Yalakalık derken???
*************
Yaklaşık 8 saat önce yukarıdaki soruyu sormuştum, ama henüz bir yanıt gelmedi.
"klavyede yalakalık yapmayı bırakın" derken beni mi kasdettiniz anlayamadım. Şu forumda bulunduğum uzun süre içerisinde sanıyorum MEB'i en fazla eleştiren, en fazla bunu dile getiren kişilerden biriyim. Ne Fetö'nün etkin olduğu dönemde eleştirmekten vazgeçtim, ne de taraf olmayanın taraf göründüğü bu dönemde eleştirmekten vazgeçerim.
her iki tespit ve önerimde paydalar çocukların daha fazla özel eğt. desteği almasına yöneliktir.
Çocukların daha fazla özel eğitim desteği almasına gelince... Öncelikle daha fazla demek daha iyi demek değildir. Bu hususun altını çizelim.
Diğer taraftan, daha fazla eğitim verilebilmesinin şartı kurumlara forsa muamelesi yapmak değil, giderleri azaltıcı, gelirleri arttırıcı düzenlemeler yapmaktır.
Şimdi bir bakalım... bir kurum ister nitelikli eğitim versin, ister kötü eğitim versin, bir çocuğun gelmediği dersten kar etmez, fazladan para kazanmaz. Çünkü giderler zaten sabittir. Burada ileri sürebileceğiniz tek gerekçe "haksız yere para alıyorlar" kısmı olabilir.
Ancak, bizim yaptığımız iş bir ticari metanın alım satımı gibi bir iş değil. Yani 8 kilo yerine 3 kilo domates verdik, 5 kilonun parasını almayalım diyemeyiz. Bizim yaptığımız iş daha çok bir kira sözleşmesi gibidir. Ben bu ay evi 23 gün kullandım, 7 gün eksik ödeyeceğim diyemezsiniz.
Şimdi temel sorunumuz ve arzumuz çocukların daha fazla eğitim almasını sağlamak ise -ki bana göre değil- gelir azaltıcı kısıtlamaların arttırılması değil, azaltılması gerekir. Örnek olarak zaten zor rapor edilen grup eğitimlerinin bir de modül ve yaş sınırlamasına uydurulması bu hizmetin verilmesini neredeyse imkansız hale getiriyor.
Kendiniz itiraf etmişsiniz... pek çok çocuk okula hiç gitmediği halde, okul saatinde bir kurumdan hizmet alsa bile bu seanslar fatura edilemiyor.
Şimdi siz bu ve buna benzer sorunların sanki hiç dile getirilmediğini, hiç talepte bulunulmadığını sanıyorsunuz.

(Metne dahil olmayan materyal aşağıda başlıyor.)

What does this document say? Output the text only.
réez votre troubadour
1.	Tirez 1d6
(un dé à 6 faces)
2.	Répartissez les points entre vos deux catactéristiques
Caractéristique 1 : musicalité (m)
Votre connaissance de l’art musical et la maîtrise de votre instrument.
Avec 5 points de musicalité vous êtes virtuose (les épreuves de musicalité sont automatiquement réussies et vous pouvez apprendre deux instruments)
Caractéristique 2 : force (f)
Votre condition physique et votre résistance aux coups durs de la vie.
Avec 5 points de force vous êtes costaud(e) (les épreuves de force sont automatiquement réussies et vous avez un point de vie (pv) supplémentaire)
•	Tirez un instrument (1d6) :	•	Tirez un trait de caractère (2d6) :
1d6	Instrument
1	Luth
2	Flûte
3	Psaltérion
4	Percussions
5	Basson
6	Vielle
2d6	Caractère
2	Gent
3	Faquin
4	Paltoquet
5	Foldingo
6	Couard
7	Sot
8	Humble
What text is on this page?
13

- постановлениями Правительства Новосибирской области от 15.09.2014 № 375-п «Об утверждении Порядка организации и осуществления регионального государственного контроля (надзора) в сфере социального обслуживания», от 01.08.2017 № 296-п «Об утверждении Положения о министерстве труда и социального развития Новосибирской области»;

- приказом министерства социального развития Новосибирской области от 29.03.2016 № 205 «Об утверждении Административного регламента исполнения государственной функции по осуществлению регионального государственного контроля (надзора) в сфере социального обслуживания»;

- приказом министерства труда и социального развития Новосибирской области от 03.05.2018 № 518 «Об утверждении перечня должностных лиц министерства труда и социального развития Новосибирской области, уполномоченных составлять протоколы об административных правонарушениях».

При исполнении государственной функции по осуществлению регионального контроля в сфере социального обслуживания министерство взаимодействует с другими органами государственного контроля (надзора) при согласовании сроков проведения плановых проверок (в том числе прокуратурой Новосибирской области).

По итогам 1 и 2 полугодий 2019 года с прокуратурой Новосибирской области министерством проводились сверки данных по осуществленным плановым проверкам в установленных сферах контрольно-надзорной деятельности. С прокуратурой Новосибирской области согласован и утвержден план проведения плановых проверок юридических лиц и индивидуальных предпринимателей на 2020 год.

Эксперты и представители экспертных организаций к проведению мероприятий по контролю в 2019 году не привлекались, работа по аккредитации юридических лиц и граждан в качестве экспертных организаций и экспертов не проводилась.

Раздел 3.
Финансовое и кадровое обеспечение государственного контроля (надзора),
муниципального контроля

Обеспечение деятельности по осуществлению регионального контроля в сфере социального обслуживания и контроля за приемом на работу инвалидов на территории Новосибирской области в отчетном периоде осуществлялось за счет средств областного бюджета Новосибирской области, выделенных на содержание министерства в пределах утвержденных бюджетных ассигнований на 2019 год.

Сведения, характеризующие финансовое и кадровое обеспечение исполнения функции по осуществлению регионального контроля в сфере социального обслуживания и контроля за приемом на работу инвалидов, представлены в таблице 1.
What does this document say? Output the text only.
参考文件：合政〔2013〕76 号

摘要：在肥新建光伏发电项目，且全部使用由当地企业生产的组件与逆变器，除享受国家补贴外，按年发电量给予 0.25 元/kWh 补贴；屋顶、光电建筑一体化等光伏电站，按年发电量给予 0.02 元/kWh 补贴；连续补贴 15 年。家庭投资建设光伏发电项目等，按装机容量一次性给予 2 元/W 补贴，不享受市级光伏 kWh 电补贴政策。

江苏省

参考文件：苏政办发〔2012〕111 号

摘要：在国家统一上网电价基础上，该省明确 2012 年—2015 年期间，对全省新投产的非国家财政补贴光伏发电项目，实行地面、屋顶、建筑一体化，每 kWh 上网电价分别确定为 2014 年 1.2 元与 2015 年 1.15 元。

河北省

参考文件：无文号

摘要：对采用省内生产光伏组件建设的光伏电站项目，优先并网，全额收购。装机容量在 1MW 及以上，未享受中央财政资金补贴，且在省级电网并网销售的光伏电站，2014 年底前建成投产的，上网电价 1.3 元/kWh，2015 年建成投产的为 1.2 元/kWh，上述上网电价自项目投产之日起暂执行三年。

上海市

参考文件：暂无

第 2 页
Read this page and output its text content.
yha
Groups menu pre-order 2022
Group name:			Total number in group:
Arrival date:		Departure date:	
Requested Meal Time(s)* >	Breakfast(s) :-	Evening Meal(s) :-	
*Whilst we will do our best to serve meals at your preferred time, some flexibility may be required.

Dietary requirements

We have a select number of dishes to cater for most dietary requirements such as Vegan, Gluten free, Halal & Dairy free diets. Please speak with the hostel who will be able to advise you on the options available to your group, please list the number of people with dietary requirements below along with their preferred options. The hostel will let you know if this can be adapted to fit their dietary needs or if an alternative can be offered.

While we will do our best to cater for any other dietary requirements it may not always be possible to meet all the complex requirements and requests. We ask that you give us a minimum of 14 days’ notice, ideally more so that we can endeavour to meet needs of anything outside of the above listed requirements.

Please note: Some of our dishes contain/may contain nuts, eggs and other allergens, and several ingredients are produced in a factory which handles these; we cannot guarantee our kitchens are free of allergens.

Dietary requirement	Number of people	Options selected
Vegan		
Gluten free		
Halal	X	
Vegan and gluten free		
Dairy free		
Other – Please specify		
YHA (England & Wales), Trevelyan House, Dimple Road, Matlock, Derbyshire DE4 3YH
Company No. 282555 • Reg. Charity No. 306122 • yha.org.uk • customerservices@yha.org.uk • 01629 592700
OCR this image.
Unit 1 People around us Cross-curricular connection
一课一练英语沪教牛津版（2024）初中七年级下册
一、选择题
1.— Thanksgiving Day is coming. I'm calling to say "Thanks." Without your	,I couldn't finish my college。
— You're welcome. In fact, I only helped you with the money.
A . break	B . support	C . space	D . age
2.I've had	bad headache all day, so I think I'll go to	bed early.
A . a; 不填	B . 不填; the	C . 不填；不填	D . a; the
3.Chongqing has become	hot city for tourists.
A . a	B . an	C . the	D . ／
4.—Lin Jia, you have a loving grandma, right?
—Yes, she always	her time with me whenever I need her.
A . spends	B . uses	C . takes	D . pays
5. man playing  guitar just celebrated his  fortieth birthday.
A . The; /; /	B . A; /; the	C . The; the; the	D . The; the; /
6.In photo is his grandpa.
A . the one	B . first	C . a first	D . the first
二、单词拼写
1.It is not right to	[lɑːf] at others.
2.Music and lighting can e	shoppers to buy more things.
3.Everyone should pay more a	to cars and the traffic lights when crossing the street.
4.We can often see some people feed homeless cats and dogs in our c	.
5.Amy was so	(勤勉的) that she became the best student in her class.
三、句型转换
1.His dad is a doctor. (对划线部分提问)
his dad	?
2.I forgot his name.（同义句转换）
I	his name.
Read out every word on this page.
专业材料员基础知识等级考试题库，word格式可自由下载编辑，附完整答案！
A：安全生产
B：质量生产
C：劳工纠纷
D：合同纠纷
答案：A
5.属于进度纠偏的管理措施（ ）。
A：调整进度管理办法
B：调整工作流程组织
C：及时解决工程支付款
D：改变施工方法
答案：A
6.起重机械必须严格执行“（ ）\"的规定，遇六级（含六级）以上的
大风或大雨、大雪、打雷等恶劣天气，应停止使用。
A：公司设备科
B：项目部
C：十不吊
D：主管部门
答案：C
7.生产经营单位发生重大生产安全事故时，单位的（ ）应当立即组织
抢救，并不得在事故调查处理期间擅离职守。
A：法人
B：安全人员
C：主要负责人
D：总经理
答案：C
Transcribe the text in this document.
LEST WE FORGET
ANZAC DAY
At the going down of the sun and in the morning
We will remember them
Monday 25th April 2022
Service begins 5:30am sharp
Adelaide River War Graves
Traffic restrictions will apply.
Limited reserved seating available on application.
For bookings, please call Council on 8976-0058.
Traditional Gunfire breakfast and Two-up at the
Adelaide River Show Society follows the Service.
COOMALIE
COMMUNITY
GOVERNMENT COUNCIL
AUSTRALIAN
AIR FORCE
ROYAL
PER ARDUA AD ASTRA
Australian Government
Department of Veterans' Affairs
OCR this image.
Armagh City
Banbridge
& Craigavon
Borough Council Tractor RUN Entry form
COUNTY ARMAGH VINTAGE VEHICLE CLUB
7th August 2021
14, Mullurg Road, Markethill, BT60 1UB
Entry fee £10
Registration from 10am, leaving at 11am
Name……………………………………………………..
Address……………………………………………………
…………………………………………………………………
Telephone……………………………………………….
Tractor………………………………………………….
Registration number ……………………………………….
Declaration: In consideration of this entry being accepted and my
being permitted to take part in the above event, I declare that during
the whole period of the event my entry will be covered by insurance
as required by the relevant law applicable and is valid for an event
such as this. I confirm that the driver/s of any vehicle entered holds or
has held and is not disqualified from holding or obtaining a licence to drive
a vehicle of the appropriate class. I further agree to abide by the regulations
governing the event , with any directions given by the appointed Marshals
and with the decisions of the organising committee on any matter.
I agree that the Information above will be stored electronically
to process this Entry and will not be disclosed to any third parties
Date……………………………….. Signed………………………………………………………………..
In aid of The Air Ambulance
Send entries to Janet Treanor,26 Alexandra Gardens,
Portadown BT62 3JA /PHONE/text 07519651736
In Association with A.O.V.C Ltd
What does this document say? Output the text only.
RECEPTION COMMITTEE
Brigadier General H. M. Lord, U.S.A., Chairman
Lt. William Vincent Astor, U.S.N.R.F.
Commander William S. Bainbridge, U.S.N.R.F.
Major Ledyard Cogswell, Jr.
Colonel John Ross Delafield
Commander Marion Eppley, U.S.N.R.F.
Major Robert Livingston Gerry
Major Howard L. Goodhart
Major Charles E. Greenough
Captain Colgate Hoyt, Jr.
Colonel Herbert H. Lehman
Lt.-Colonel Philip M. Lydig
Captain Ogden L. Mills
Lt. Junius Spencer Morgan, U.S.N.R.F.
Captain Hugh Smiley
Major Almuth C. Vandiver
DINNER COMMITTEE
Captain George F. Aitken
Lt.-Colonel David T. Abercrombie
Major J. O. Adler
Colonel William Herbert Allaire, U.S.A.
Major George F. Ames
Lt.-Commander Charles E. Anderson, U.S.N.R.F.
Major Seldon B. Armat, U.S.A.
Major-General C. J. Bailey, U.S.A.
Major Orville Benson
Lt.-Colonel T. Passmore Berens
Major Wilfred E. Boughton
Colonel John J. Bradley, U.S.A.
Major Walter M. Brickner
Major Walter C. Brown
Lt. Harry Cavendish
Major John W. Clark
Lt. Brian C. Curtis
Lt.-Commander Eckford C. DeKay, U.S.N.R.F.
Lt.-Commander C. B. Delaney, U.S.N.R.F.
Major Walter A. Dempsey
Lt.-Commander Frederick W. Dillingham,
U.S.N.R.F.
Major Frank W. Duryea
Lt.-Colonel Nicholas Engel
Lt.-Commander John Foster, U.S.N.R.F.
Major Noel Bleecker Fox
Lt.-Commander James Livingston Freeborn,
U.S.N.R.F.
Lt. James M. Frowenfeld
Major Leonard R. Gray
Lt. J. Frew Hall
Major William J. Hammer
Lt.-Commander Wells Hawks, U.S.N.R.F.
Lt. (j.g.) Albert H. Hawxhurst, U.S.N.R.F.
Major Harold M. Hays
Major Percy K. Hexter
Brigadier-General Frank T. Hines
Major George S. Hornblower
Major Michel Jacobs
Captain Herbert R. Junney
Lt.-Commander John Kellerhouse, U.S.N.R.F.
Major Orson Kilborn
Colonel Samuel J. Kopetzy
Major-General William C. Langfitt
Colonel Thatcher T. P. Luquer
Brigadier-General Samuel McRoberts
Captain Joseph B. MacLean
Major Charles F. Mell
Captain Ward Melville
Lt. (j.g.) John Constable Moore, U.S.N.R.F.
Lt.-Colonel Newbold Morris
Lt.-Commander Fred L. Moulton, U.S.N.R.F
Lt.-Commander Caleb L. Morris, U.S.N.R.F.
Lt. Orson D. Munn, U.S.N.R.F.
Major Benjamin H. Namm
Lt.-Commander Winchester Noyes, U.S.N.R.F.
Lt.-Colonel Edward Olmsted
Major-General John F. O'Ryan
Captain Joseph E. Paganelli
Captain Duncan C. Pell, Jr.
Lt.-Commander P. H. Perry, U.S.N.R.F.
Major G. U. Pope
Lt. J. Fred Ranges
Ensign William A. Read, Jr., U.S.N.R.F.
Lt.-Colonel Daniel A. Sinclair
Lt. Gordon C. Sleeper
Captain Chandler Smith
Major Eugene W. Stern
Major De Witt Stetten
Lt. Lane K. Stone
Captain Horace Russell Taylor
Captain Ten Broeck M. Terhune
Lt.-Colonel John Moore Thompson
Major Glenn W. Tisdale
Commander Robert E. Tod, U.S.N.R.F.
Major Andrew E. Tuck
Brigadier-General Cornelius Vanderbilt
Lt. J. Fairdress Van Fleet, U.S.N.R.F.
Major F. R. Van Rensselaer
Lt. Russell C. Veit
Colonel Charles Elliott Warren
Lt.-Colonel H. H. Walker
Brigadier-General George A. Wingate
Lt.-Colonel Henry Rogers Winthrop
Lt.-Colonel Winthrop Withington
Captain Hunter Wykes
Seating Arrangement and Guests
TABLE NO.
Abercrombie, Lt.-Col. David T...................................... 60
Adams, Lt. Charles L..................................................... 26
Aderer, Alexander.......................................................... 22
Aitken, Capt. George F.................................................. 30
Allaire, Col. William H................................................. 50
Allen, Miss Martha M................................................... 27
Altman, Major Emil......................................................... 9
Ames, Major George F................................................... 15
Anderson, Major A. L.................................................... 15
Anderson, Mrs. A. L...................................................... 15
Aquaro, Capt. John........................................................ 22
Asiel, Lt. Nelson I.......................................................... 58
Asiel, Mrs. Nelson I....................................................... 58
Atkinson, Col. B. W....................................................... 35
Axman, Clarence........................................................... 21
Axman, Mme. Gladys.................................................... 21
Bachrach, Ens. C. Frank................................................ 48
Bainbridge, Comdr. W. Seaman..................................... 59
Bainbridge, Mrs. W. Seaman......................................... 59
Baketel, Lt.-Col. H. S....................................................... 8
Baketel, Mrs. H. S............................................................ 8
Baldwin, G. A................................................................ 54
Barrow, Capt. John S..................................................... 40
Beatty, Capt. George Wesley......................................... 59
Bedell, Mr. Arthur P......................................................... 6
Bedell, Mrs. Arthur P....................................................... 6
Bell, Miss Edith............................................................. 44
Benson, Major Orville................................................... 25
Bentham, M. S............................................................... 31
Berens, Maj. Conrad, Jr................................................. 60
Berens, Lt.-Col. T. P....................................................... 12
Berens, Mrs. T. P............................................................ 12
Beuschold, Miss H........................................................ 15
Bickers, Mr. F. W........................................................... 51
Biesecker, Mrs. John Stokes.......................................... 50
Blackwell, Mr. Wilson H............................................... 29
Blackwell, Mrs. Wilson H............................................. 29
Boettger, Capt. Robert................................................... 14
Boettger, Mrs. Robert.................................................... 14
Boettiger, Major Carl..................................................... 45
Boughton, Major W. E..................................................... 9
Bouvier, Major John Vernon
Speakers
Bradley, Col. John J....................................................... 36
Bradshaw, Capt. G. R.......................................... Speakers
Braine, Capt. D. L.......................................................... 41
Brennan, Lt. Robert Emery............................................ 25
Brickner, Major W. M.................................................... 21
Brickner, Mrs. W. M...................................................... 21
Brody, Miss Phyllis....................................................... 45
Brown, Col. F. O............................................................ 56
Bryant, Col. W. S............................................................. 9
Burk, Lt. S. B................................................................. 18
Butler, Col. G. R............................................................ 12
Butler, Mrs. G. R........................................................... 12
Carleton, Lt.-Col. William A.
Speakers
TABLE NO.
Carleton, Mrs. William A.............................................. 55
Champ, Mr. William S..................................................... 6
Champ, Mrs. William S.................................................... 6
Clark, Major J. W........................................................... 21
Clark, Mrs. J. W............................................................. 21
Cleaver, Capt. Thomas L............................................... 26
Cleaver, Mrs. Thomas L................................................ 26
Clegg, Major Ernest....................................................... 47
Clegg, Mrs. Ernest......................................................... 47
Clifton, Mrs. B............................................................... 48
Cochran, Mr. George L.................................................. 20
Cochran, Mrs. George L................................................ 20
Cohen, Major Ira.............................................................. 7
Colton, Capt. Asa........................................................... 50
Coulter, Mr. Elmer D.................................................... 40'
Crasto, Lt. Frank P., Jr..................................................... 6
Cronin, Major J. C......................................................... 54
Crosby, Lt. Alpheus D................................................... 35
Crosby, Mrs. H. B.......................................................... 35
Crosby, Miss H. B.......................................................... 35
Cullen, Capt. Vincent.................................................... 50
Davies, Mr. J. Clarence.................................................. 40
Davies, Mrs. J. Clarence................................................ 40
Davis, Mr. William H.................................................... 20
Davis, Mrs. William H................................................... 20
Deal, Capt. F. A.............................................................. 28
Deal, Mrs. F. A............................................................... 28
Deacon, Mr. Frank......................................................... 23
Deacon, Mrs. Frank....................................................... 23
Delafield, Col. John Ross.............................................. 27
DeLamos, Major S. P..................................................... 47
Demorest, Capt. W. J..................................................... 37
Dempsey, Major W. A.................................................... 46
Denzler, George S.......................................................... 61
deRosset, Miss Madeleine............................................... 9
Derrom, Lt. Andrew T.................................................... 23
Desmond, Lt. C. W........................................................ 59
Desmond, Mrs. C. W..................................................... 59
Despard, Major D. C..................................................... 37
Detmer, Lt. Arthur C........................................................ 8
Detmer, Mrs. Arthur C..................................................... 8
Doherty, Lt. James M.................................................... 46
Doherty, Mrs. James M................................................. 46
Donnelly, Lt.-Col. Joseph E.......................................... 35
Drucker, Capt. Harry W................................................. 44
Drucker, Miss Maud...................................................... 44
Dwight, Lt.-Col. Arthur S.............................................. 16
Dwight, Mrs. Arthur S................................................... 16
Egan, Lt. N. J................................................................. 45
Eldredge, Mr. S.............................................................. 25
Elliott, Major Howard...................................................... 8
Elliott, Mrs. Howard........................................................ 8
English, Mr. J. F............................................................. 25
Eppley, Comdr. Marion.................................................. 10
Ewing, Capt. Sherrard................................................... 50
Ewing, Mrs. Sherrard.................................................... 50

Sanıyorsunuz ki, makul, mantıklı bir şekilde anlatırsak karşımızdaki insanlar bunu anlar ve çözüme kavuşturur. Peki bu sorunların bizzat Bakan(lar)ın yanında dile getirildiğini buna rağmen hiç bir değişiklik olmadığını biliyor musunuz?
Meb bürokrasisi son derece katı ve kendi bildiğinden hiç esnemiyor, bükülmüyor, geri adım atmıyor. Akla, mantığa, insan haklarına, iş hukukuna bile aykırı olan psikolog en fazla 20 saat çalışır hükmü neden hala düzeltilmedi sizce? Buna mantıklı, haklı bir gerekçe ileri sürebilecek tek bir kişi çıkabilir mi sizce?
Bu kadar bariz ve ortada olan sorunlar varken çocukların ne olursa olsun bir okula devam etmelerini öngören bir anayasamız varken siz bu sorunu kime anlatıp da haklı gerekçelerle düzettirebileceğinizi düşünüyorsunuz?
En zayıf olduğunuz yerden bir hak elde etmeyi umuyorsunuz. Siz bu meseleyle bana gelseniz, "kardeşim çocuk okula gitmiyorsa bu okulun suçudur, alsınlar okula" der çıkarım işin içinden.